Maybe Lulu was telling the paramedic, in so many words, that she was not her sister, the one who went with her boyfriend after he showed up unannounced at their door, looking small through the peephole and sounding meek, that is to say, not like himself. And maybe she was telling the man that she’d known then something wasn’t right. But what could she do? Her sister and the boyfriend left her alone in the dorm and she couldn’t be sure where they went. And when they didn’t come back, she heard in the wail of a siren, echoes of the unusually meek boyfriend, stranger and more desperate in the shrill crescendo. Until she couldn’t stand it any longer and had to come down and see for herself what was the matter.

Because Lulu wasn’t one to flinch at things other people flinched at. Lulu liked to watch plastic surgery on TV. Closeups on the hand of a surgeon lifting a face. Stretching it to meet skin it had never met before. Then setting it back down with sutures. Lulu wasn’t afraid to see what was underneath the flap of skin that was all a face was. But the screen was the seismic divider between reality and reality TV. Remove the TV and you were left with reality.

The dream had a built-in safety mechanism; you could put your finger to its iridescent rim, pop it like a bubble. Whereas the emergency felt dreamlike, but its limits were ever just out of reach. Sur-real.

People had gathered, trying to figure out what was going on. They were looking up at the building the ambulance had parked in front of, for tongues of fire sticking out its windows, or other drama. Rae saw, in her mind’s eye, a grand piano being hoisted up the side of it. The one from a screenplay Lulu had written, though in Lulu’s rendering, only the ropes of the pulley system were visible out a window from the inside of a building.
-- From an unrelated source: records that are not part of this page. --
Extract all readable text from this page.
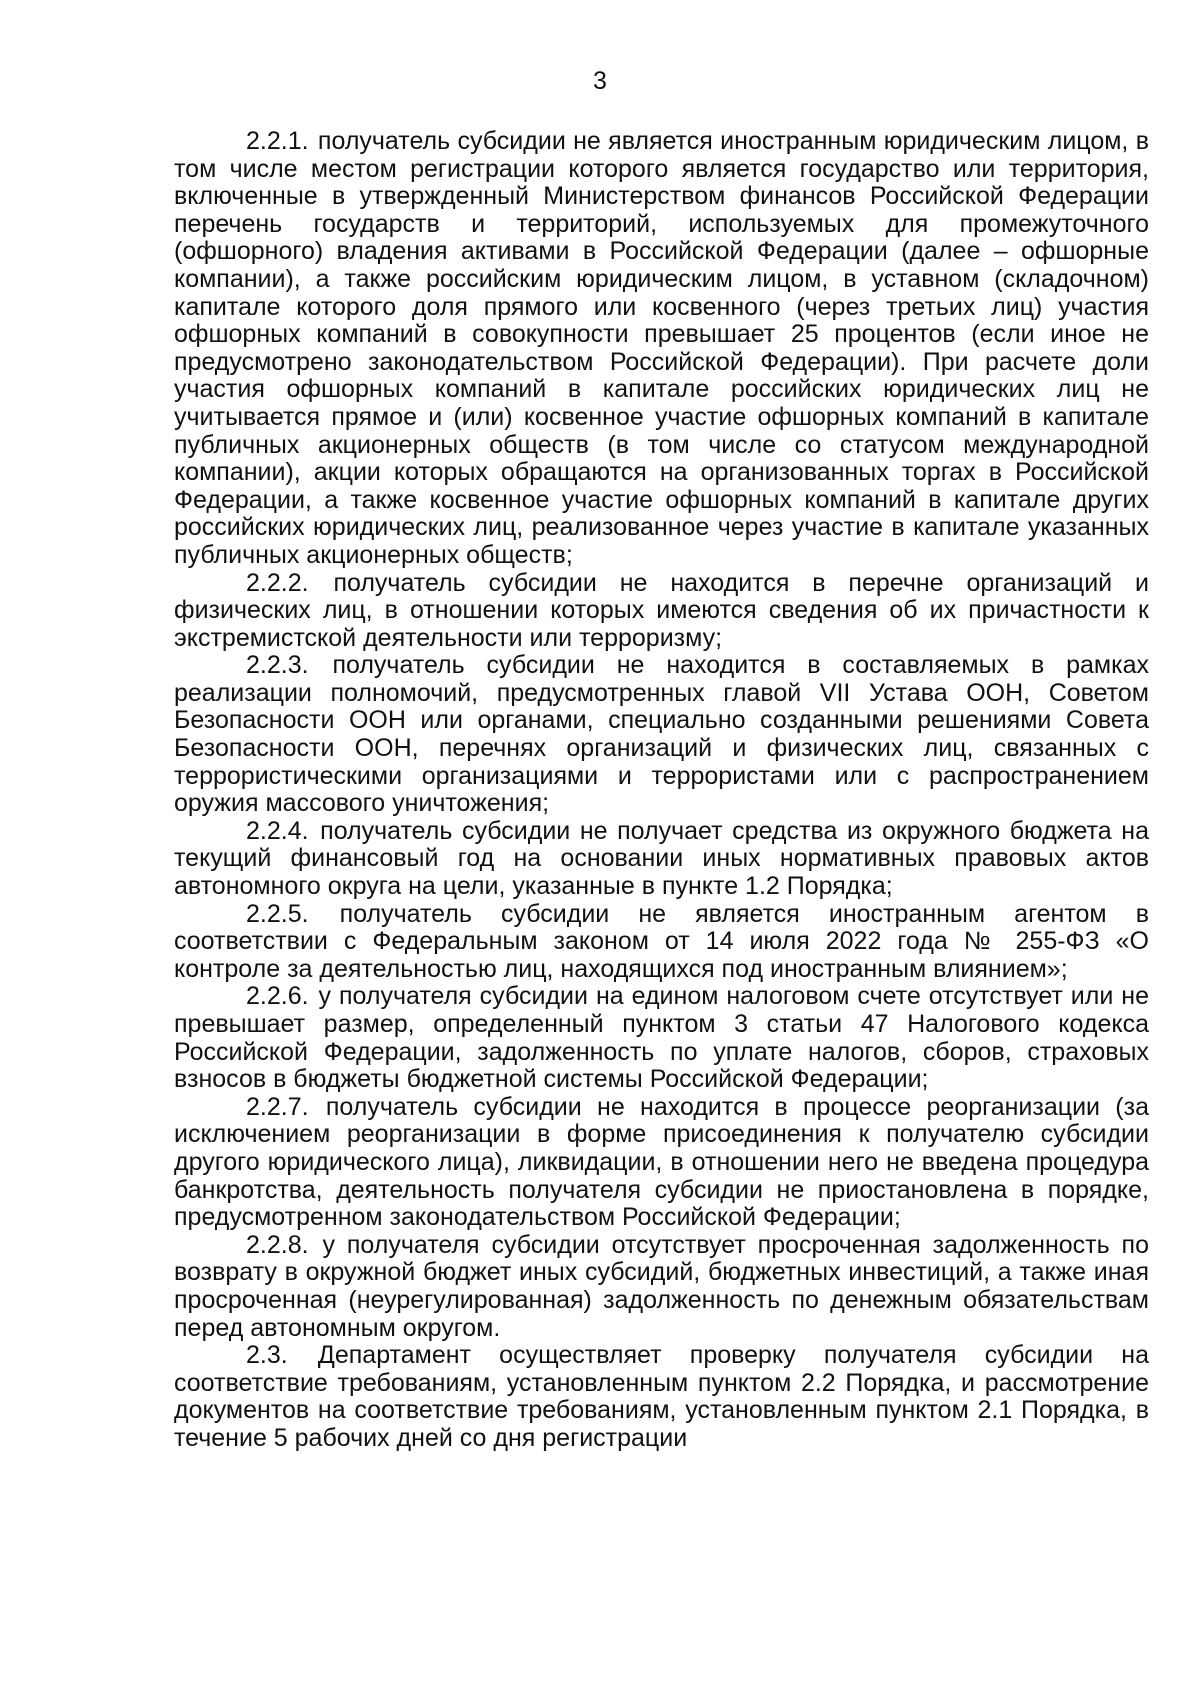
3

2.2.1. получатель субсидии не является иностранным юридическим лицом, в том числе местом регистрации которого является государство или территория, включенные в утвержденный Министерством финансов Российской Федерации перечень государств и территорий, используемых для промежуточного (офшорного) владения активами в Российской Федерации (далее – офшорные компании), а также российским юридическим лицом, в уставном (складочном) капитале которого доля прямого или косвенного (через третьих лиц) участия офшорных компаний в совокупности превышает 25 процентов (если иное не предусмотрено законодательством Российской Федерации). При расчете доли участия офшорных компаний в капитале российских юридических лиц не учитывается прямое и (или) косвенное участие офшорных компаний в капитале публичных акционерных обществ (в том числе со статусом международной компании), акции которых обращаются на организованных торгах в Российской Федерации, а также косвенное участие офшорных компаний в капитале других российских юридических лиц, реализованное через участие в капитале указанных публичных акционерных обществ;

2.2.2. получатель субсидии не находится в перечне организаций и физических лиц, в отношении которых имеются сведения об их причастности к экстремистской деятельности или терроризму;

2.2.3. получатель субсидии не находится в составляемых в рамках реализации полномочий, предусмотренных главой VII Устава ООН, Советом Безопасности ООН или органами, специально созданными решениями Совета Безопасности ООН, перечнях организаций и физических лиц, связанных с террористическими организациями и террористами или с распространением оружия массового уничтожения;

2.2.4. получатель субсидии не получает средства из окружного бюджета на текущий финансовый год на основании иных нормативных правовых актов автономного округа на цели, указанные в пункте 1.2 Порядка;

2.2.5. получатель субсидии не является иностранным агентом в соответствии с Федеральным законом от 14 июля 2022 года № 255-ФЗ «О контроле за деятельностью лиц, находящихся под иностранным влиянием»;

2.2.6. у получателя субсидии на едином налоговом счете отсутствует или не превышает размер, определенный пунктом 3 статьи 47 Налогового кодекса Российской Федерации, задолженность по уплате налогов, сборов, страховых взносов в бюджеты бюджетной системы Российской Федерации;

2.2.7. получатель субсидии не находится в процессе реорганизации (за исключением реорганизации в форме присоединения к получателю субсидии другого юридического лица), ликвидации, в отношении него не введена процедура банкротства, деятельность получателя субсидии не приостановлена в порядке, предусмотренном законодательством Российской Федерации;

2.2.8. у получателя субсидии отсутствует просроченная задолженность по возврату в окружной бюджет иных субсидий, бюджетных инвестиций, а также иная просроченная (неурегулированная) задолженность по денежным обязательствам перед автономным округом.

2.3. Департамент осуществляет проверку получателя субсидии на соответствие требованиям, установленным пунктом 2.2 Порядка, и рассмотрение документов на соответствие требованиям, установленным пунктом 2.1 Порядка, в течение 5 рабочих дней со дня регистрации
From an omniscient viewpoint hovering over a figure with long dark hair like Rae’s, slumped in a bathtub one arm dripping blood draped over the side of. What mattered now was the big clunky instrument Rae visualized, dangling in mid-air, from a distance appeared to float, light as a feather. She imagined the sound it would make, all of its hammers clanging, strings snapping as it came loose, back down to earth. The unplayed piano might’ve been the unlived life, the satiny corpse, but the suspended piano was life hung in the balance. Or just life, precarity. And premonitory sororal telepathy was sloppy. It arrived by the same random generator as art and dreams, impartially scrambling and recombining elements of reality, so that sometimes clumsy substitutions were made and blood came out the wrong arm.

Rae looked at Lulu. Then Lulu back at Rae. She came and stood beside Rae and they looked up at the building together, though they knew there was nothing to see there.

Rae heard a door slam shut behind her. She turned around. Elliot had come back and the paramedics were loading him up into the ambulance. The other back door was still open and she slipped in before anybody could tell her not to. It was cool inside, dark except for where a shaft of sunlight through the open door struck. Elliot flashed her a look through the light sparkling with dust, his red-rimmed eyes drained mostly of venom, filled with fear. It was the same look the family dog had shot her, after it’d been run over and must’ve seen the car in everything, when she tried to pet its distended pink belly where the fluffy white hair was thin and there were fresh black tire marks. Before it sunk its sharp little teeth into her hand.

Lulu came into view through the open door. The aperture was small but her eyes were concise, and they fit a lot into it while she still had time. Her eyes said: remember when we were young, and young is all we were? Whole in our unknowing, never giving a thought to thought as being or not being, just inside of whatever absorbed us, without the need for context, reason or explanation? You, the colors corresponding to numbers in the tiny shapes you painted, and I, the blackberries I smeared all over the wallpaper, moved by a force deep as the caves of Lascaux, that might’ve hurt me had I not let it move me? That’s why I’m here now. Just because we were then, before our minds reinforced the wall our hearts hadn’t known separated our bedrooms.

Then a paramedic shut the door, and darkness came between Elliot and Rae. They started moving. Elliot’s eyes fixed out the window, on something in the changing scenery that only he could see.